Last and perhaps most critical for long-term healing, the “C” in ARC helps young people develop the executive functioning required to achieve competency, or as Erin put it, “the ability to show up peacefully and productively in the world.” Executive functioning refers to the cognitive skills needed for self-control and managing behaviors. When operating in a healthy system, these functions allow people to do things like follow directions, focus, control emotions, and attain goals. When they CANNOT do these things, when they are impaired due to the impact of trauma, their sense of self is severely damaged, leading to poor behaviors in an attempt to compensate for low self-esteem.

Applying competencies in their work with youth, TAY caregivers will “meet the young person where they’re at” and help them rebuild their self-esteem by increasing their opportunities for choice and empowerment, and developing new narratives around their key life experiences, including their traumatic exposures.

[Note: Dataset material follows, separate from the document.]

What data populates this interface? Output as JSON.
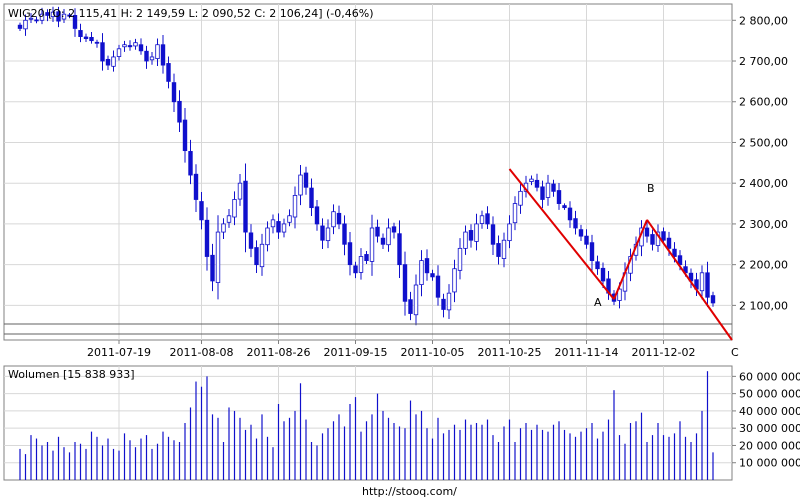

The very good news is this: the youth providers who are part of the HHYP have been applying the ARC model for years and seeing positive results with their clients. Among the many skills their clients have developed are:

  • Affect knowledge skills: the ability to accurately identify one's own feelings, to connect these feelings to experience and to read the emotional cues of others;
  • Affect expression skills: the capacity to safely express and communicate emotional experience; and
  • Affect modulation skills: the ability to recognize and adjust to shifts in emotional experience and to return to a comfortable state of arousal.

With these new skills or competencies in their toolbelt, many of their clients have been able to recover their sense of self worth, and experience more meaningful, purposeful lives. Thanks to caregivers well versed in trauma-informed treatment, even more TAY youth will have the opportunity to start planting their trees today.